Personal information
- Born: August 30, 1989 (age 36) Omaha, Nebraska, U.S.
- Listed height: 6 ft 2 in (1.88 m)
- Listed weight: 310 lb (141 kg)

Career information
- High school: Omaha Central
- College: Miami (FL)
- NFL draft: 2012: undrafted

Career history
- Dallas Cowboys (2012)*; New Orleans Saints (2012)*; Atlanta Falcons (2012−2014); New England Patriots (2015)*; Indianapolis Colts (2015)*;
- * Offseason and/or practice squad member only

Career NFL statistics
- Games played: 13
- Games Started: 1
- Stats at Pro Football Reference

= Harland Gunn =

American football player (born 1989)

Harland Gunn (born August 30, 1989) is an American former professional football player who was an offensive guard in the National Football League (NFL) for the New Orleans Saints and Atlanta Falcons. He was signed by the Dallas Cowboys as an undrafted free agent in 2012. He played college football for the Miami Hurricanes.

==Early life==
Gunn attended Omaha Central High School. As a senior, he received All-state honors at offensive tackle.

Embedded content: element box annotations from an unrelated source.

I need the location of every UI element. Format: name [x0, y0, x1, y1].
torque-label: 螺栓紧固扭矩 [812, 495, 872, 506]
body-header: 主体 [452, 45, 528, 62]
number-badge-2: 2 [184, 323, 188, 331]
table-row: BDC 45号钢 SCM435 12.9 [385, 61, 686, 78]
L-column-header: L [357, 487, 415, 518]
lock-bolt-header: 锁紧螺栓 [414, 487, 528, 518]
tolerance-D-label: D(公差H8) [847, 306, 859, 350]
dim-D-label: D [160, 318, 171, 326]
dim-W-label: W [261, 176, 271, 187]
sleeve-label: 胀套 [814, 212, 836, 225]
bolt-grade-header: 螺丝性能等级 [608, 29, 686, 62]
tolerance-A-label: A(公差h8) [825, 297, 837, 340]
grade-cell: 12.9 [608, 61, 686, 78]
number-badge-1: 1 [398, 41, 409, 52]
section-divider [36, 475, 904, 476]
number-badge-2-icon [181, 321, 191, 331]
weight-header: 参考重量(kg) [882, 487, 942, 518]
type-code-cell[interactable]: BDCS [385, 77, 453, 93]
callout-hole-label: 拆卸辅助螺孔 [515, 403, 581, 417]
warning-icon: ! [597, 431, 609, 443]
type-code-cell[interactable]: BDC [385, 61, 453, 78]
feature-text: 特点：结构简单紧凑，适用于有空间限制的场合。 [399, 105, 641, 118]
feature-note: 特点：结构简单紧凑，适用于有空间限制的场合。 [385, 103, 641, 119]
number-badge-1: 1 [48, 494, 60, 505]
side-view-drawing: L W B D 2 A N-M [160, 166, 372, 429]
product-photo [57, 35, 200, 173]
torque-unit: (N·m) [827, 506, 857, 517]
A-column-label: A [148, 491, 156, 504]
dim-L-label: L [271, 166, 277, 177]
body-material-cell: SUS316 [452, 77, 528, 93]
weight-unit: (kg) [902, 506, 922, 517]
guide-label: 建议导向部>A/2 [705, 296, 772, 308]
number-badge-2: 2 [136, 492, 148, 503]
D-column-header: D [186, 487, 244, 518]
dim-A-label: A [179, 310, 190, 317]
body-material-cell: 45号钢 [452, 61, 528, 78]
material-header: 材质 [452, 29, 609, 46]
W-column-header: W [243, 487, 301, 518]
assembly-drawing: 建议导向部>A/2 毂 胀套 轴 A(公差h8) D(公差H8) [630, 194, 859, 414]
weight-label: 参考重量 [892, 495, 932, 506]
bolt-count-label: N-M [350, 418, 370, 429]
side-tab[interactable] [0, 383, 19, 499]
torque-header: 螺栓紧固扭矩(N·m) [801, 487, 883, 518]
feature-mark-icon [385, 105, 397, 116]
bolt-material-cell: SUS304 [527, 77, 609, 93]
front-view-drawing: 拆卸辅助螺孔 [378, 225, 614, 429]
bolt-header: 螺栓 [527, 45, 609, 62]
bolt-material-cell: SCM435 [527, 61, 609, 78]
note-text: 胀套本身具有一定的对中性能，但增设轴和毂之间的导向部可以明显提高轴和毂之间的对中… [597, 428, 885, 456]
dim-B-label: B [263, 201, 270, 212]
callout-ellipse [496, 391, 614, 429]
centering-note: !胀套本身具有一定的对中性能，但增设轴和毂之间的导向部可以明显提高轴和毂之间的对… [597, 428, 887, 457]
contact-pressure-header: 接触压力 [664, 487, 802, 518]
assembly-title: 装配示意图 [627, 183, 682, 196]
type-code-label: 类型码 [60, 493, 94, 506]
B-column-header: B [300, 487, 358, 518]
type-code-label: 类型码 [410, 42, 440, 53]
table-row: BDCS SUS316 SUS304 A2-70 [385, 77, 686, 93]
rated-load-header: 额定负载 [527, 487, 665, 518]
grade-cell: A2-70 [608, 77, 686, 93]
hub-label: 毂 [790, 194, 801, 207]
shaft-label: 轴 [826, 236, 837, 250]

He accepted a football scholarship from the University of Miami. He started 30 out of 38 career games at both guard positions. As a redshirt freshman, he only played in the season opener against Charleston Southern University.

As a sophomore, he started 5 out of 13 games at right guard. As a junior, he started all 13 games at right guard.

As a senior, he started all 12 games at left guard, while not allowing a sack nor committing a single penalty.

==Professional career==
===Dallas Cowboys===
Gunn was signed as an undrafted free agent by the Dallas Cowboys after the 2012 NFL draft on April 29. He was waived on August 31.

===New Orleans Saints===
On September 2, 2012, Gunn was signed to the New Orleans Saints practice squad.

===Atlanta Falcons===
On November 20, 2012, Gunn was signed by the Atlanta Falcons from the Saints practice squad. He was declared inactive for the final 6 games of the season. In 2013, he appeared in 3 games and was declared inactive in 13.

On August 30, 2014, he was released and signed to the practice squad the next day. On September 30, he was promoted to the active roster. He appeared in 10 games with one start. He was released on August 1, 2015.

===New England Patriots===
On August 2, 2015, Gunn was claimed on waivers by the New England Patriots. On August 6, he was released to make room for offensive guard Mark Asper.

===Indianapolis Colts===
On August 21, 2015, Gunn was signed by the Indianapolis Colts. He was released On August 31.